I’m really heappy that you are listening to my podcast and together we will learn many languages. I’m sure of it.

The Episode

Show Notes

In this episode you will hear about:

  • How never giving up is the number one way to suceed
  • How and why tutoring helps tremendously
  • How getting out and socialising can boost your learning
  • Why it’s important to actually do some work in language learning
  • How we can use vanity as a motivator
  • How to learn languages more efficiently
  • My story of learning Russian and some of the mistakes I did.

Episode Resources

This lists the resources relevant to the episode. For other language learning resources please go to the resource page for more information.

  • speekolango

    Hi Chris !

    I really enjoyed this episode ! Not too long, not too short and certainly not too boring 🙂 Since I’m also studying Russian, I can relate to a lot of stuff that you mention.

    Getting a tutor is definitely one of my new year’s resolutions. How did you end up with yours ? Did you try out a few or did someone recommend her ?

    • Chris Broholm

      Thanks for the nice words, as always 🙂

      I was simply recommended her and got lucky in the first attempt, but if you go over to Benny’s blog, he just posted a huge guide on what selection criteria to use, he says it much better than I could ever say.
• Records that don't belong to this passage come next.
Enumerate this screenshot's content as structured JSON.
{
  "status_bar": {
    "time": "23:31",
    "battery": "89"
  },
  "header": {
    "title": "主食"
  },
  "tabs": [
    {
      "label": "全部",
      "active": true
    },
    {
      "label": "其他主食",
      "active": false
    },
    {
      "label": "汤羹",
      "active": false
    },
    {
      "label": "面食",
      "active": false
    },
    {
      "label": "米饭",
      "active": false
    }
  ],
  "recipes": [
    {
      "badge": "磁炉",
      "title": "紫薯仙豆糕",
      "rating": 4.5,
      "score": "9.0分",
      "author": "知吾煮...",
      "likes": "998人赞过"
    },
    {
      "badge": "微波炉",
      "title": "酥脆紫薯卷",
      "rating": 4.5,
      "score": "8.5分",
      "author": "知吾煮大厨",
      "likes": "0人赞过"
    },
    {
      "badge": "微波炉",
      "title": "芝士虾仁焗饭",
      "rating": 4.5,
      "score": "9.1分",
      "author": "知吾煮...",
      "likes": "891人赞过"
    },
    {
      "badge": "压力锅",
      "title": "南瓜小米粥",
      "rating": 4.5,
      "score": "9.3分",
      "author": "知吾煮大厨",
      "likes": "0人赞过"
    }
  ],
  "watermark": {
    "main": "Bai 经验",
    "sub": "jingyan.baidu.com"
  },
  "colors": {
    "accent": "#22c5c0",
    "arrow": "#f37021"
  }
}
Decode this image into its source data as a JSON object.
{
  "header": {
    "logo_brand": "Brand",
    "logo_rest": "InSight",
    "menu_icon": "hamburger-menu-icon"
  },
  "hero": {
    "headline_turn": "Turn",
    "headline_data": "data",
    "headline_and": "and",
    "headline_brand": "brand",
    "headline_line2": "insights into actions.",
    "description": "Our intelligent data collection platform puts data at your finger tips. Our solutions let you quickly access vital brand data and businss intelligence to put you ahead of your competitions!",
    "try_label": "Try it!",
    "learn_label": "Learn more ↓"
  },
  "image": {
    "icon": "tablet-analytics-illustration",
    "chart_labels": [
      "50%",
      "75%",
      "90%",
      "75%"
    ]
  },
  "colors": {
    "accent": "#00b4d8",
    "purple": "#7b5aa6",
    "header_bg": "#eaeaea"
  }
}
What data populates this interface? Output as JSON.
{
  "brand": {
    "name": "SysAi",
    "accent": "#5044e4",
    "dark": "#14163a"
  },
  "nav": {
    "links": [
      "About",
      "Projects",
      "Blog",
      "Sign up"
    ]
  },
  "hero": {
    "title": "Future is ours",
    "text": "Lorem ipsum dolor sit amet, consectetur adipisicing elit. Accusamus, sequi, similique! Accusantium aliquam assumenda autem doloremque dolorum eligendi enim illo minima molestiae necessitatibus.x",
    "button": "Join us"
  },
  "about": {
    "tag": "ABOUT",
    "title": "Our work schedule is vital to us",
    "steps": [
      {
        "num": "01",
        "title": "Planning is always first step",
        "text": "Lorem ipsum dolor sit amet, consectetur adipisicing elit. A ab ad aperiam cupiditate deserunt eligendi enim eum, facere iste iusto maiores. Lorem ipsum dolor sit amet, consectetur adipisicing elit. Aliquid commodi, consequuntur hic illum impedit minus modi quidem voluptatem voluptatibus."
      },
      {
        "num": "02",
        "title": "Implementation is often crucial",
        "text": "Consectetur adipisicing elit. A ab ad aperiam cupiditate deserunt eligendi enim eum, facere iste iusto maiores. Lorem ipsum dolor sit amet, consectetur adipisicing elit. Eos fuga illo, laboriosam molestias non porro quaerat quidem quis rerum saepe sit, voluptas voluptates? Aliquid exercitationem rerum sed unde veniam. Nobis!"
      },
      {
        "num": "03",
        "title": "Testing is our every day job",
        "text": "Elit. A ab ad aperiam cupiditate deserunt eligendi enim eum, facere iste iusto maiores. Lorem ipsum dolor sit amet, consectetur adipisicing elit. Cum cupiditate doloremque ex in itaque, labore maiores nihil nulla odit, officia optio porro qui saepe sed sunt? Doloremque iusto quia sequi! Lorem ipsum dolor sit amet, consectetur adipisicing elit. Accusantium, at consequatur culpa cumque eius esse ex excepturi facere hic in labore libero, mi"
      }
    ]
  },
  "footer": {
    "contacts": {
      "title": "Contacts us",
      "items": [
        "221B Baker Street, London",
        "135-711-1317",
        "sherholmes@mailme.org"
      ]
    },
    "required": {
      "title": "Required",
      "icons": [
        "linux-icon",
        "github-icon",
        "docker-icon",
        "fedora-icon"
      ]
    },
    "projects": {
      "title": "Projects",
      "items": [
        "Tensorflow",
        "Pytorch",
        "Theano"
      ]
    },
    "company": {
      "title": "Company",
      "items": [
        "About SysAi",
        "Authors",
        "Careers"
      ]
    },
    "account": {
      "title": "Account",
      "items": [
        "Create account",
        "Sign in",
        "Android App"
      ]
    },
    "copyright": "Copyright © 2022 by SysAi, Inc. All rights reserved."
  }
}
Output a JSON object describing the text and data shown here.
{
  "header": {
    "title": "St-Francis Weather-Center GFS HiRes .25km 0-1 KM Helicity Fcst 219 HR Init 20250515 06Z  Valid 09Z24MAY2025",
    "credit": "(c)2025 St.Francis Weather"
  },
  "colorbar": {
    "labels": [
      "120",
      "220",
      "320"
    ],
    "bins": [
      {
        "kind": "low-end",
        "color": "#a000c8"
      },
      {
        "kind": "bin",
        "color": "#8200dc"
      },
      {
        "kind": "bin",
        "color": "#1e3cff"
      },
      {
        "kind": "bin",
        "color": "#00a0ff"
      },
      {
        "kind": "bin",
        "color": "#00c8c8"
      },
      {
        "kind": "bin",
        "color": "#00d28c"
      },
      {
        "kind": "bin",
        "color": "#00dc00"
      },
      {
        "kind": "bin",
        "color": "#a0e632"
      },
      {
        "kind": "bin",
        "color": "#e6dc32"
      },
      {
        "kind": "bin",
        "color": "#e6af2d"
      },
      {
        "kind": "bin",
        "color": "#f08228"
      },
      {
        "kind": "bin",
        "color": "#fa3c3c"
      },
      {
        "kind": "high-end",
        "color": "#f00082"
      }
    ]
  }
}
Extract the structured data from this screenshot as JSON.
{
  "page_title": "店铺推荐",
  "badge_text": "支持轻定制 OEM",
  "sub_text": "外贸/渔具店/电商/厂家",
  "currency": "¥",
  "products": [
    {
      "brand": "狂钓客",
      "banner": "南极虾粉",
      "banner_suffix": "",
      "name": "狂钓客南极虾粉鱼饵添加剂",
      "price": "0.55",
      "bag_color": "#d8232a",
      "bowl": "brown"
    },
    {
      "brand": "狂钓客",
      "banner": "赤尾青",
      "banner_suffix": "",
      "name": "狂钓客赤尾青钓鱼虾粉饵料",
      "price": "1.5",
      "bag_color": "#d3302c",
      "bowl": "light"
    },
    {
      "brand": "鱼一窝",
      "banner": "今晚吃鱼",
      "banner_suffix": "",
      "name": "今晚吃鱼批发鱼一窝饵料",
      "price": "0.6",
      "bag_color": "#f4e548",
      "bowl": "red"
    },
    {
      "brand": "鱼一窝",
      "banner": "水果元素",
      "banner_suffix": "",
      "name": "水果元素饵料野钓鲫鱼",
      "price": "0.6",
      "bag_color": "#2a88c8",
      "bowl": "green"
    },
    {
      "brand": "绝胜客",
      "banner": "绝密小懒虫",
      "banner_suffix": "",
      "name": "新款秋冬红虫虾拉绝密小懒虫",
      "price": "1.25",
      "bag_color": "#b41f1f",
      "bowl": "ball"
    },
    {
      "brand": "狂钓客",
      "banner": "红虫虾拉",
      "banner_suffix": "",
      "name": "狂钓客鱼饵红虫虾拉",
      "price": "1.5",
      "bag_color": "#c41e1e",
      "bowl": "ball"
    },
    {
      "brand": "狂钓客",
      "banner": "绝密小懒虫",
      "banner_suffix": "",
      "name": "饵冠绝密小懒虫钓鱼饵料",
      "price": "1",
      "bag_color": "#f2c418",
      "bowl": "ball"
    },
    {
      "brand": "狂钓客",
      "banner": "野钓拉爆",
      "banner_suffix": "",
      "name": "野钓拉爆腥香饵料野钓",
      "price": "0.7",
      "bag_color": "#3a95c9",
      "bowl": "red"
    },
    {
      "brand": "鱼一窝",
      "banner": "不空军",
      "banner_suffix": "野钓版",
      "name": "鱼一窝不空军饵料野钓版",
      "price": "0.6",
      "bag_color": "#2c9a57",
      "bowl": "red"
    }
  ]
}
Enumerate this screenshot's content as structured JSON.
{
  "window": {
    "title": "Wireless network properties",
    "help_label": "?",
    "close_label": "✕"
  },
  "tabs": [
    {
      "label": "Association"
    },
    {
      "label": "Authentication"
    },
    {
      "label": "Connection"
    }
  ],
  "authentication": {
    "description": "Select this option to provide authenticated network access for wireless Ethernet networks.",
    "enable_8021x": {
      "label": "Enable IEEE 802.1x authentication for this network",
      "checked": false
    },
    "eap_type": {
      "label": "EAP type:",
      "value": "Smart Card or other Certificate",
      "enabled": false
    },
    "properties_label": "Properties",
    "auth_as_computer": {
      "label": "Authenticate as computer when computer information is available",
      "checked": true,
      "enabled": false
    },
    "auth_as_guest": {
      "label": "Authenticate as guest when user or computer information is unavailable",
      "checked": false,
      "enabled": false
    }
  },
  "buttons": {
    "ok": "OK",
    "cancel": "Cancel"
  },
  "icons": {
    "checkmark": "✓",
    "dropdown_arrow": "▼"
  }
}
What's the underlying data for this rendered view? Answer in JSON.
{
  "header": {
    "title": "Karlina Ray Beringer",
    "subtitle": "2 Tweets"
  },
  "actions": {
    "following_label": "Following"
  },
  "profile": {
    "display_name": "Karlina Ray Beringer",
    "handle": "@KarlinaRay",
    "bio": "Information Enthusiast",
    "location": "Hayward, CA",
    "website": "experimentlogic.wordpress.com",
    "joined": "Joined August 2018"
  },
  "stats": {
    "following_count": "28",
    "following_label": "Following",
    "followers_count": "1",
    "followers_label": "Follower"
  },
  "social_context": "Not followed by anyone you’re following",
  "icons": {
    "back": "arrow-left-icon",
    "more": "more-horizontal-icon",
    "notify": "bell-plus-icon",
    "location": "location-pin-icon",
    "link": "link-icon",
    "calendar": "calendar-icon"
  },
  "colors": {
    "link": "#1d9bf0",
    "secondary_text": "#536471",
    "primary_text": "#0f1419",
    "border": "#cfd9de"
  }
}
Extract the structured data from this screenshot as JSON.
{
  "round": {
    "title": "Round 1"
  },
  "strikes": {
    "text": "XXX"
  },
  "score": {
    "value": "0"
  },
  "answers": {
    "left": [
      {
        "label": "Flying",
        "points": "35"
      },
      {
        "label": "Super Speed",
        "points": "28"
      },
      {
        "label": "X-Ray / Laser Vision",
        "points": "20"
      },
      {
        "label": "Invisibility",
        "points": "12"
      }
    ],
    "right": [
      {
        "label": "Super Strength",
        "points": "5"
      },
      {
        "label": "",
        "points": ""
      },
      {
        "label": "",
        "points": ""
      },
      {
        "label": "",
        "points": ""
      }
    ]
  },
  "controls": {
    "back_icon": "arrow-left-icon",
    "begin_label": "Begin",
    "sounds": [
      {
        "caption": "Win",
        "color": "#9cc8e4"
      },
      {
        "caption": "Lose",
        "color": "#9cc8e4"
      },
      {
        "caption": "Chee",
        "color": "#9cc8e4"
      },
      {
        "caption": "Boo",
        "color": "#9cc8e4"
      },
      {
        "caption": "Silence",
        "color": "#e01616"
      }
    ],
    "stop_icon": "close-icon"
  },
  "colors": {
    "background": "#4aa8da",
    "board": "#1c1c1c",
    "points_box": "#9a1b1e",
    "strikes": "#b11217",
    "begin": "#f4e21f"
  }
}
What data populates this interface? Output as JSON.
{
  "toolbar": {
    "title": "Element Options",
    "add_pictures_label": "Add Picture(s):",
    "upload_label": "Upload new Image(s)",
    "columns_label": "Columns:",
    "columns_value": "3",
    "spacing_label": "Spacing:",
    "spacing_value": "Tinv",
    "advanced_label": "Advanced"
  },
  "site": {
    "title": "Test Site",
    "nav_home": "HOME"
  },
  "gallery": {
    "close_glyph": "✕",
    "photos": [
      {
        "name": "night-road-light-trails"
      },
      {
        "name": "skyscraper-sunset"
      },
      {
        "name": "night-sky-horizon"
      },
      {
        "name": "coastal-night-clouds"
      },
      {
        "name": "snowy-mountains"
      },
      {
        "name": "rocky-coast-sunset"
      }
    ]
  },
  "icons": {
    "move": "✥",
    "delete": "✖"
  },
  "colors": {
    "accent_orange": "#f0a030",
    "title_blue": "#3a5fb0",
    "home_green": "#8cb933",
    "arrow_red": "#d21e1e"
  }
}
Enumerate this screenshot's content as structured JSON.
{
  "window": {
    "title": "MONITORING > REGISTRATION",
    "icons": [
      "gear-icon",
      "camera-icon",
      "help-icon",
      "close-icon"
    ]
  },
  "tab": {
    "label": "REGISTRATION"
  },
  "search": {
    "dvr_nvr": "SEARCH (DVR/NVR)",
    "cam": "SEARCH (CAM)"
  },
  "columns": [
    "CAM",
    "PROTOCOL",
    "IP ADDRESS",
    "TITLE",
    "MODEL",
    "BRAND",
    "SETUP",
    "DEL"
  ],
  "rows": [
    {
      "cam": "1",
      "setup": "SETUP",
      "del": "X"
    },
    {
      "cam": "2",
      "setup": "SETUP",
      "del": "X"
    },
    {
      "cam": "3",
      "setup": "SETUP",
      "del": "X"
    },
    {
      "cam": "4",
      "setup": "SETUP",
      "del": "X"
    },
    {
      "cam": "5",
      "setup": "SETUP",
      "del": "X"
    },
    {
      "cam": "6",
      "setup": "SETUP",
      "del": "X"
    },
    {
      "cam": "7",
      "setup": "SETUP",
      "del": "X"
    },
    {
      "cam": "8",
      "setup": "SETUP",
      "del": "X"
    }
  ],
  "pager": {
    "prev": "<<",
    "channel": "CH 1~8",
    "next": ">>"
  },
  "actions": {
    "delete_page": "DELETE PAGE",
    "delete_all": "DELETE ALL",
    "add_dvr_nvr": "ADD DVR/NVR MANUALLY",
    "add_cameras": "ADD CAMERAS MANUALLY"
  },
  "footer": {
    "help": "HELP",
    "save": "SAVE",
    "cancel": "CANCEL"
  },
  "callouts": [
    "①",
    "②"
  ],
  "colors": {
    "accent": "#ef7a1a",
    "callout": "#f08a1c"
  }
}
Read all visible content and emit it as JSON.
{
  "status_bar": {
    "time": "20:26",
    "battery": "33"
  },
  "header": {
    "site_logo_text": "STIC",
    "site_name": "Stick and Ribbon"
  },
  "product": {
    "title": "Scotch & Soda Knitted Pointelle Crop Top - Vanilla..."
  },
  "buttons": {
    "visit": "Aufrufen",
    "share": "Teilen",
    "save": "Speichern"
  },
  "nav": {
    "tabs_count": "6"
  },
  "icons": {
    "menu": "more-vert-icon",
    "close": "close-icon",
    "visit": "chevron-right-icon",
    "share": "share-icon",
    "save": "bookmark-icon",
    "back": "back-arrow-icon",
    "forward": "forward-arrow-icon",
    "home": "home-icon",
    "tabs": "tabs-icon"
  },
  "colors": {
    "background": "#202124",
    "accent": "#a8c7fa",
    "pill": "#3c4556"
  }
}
      http://www.fluentin3months.com/online-language-teacher/

      • speekolango

        I saw his tweet and read the article, but thanks anyway.

        Do you listen a lot to Russian audio ? Apart from your Pimsleur adventures I don’t recall you ever mentioning it. I used Audacity to cut out the dialogs for each chapter of the Teach Yourself book and listened to them over and over again.

  • Julia vaconsin

    Your practicability theory is every so slightly contradictory to your wish to teach people danish, no? :p

    • Chris Broholm

      Very much 🙂

      I even wrote a post about why I don’t think Danish is worth learning, but in the end people are (luckily) different and I see it as a privilige to be given an “obscure” language that I can help people learn, even if the practical aspect for most people is somewhat limited.

  • Celine

    Learning a language because it’s so cool – pleading guilty !
    I do that for russian and danish… Do I have a true purpose ? Do I have projects to go work there ? Nope – not yet. It’s just because it sounds nice and it’s fun and it’s something people around me don’t do… And we’re back to vanity 🙂
    Actually the main true reason why I begin learning a language is frustration. I hear it, can’t understand it, and get frustrated. Let’s learn it !

    After the two russian sessions I did on italki, I concluded that :
    1. In order to benefit from the sessions, I need to do a lot of work inbetween ;
    2. As I am already learning danish everyday, and working, it would be too much work to do it seriously. And I am still in the “fun part” of the danish learning so I don’t want to pause it
    3. Like you, I can’t learn correctly more than one language at once. So let’s put russian aside for next year. I would say : russian from july 2015 to june 2016, and then, onto Korean!

    • Chris Broholm

      Hehe Celine, I agree with you on all points. I also agree on focusing down one’s efforts on fewer languages, might make you more succesful in the long run. The point you make: 1. In order to benefit from the sessions, I need to do a lot of work inbetween

      Is actually one of the biggest reasons I think regular tutoring is so efficient in boosting my own Russian learning. Because I know to do better next week, I need to actually do some work in between 🙂

      Thanks for stopping by, as always. Really appreciate it

      **edit: I think vanity is a much bigger part of language learning than most care to admit, but I don’t see this as particularly negative. That’s just how we function.